Türkiye'nin uluslararası meselelerde bu sayede inisiyatif alan bir ülke konumuna geldiğine vurgu yapan Altun, "Bugün ülkemiz hem masada hem sahada diplomatik kazanımlar elde etmekte. Bu kazanımlar bölgesel çatışmalardan küresel sorunlara kadar uzanan bir yelpazede kendisini gösteriyor. Türkiye'nin hiç kuşkusuz, artan bu öneminin arka planında son 20 yıldaki büyük atılım var.
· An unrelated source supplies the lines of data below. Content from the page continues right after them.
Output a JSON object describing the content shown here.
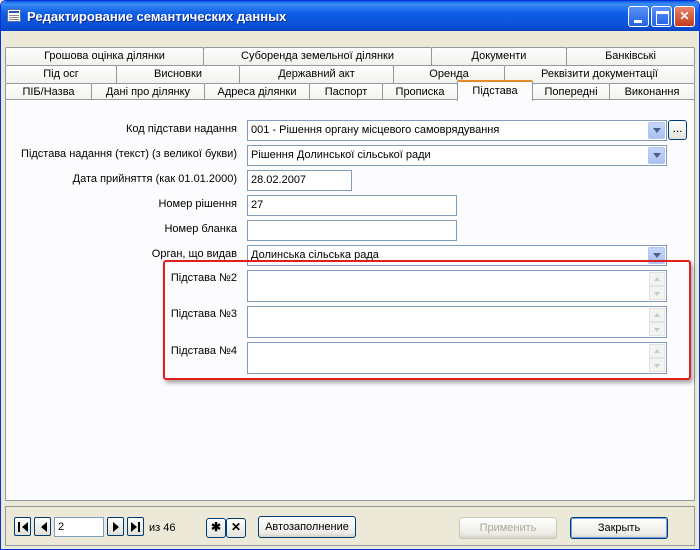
{
  "window": {
    "title": "Редактирование семантических данных",
    "minimize_icon": "minimize-icon",
    "maximize_icon": "maximize-icon",
    "close_icon": "close-icon"
  },
  "tabs": {
    "row1": [
      "Грошова оцінка ділянки",
      "Суборенда земельної ділянки",
      "Документи",
      "Банківські"
    ],
    "row2": [
      "Під осг",
      "Висновки",
      "Державний акт",
      "Оренда",
      "Реквізити документації"
    ],
    "row3": [
      "ПІБ/Назва",
      "Дані про ділянку",
      "Адреса ділянки",
      "Паспорт",
      "Прописка",
      "Підстава",
      "Попередні",
      "Виконання"
    ],
    "active": "Підстава"
  },
  "form": {
    "code_label": "Код підстави надання",
    "code_value": "001 - Рішення органу місцевого самоврядування",
    "text_label": "Підстава надання (текст) (з великої букви)",
    "text_value": "Рішення Долинської сільської ради",
    "date_label": "Дата прийняття (как 01.01.2000)",
    "date_value": "28.02.2007",
    "decision_label": "Номер рішення",
    "decision_value": "27",
    "blank_label": "Номер бланка",
    "blank_value": "",
    "organ_label": "Орган, що видав",
    "organ_value": "Долинська сільська рада",
    "basis2_label": "Підстава №2",
    "basis3_label": "Підстава №3",
    "basis4_label": "Підстава №4",
    "ellipsis": "..."
  },
  "footer": {
    "record_value": "2",
    "record_total": "из 46",
    "new_record": "✱",
    "delete_record": "✕",
    "autofill": "Автозаполнение",
    "apply": "Применить",
    "close": "Закрыть"
  }
}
Sayın Cumhurbaşkanımızın Türkiye'yi özgün bir modernleşme anlayışıyla yeni, bir gelişme ve büyüme güzergahına sokmasıyla birlikte esas itibarıyla Türkiye günden güne güçlendi ve Türkiye'nin bu artan önemi, onu bölgesel ve küresel bir aktöre dönüştürdü." ifadelerini kullandı.

- "TÜRKİYE'NİN ENFORMASYON KAYNAĞI OLMASINI İSTİYORUZ"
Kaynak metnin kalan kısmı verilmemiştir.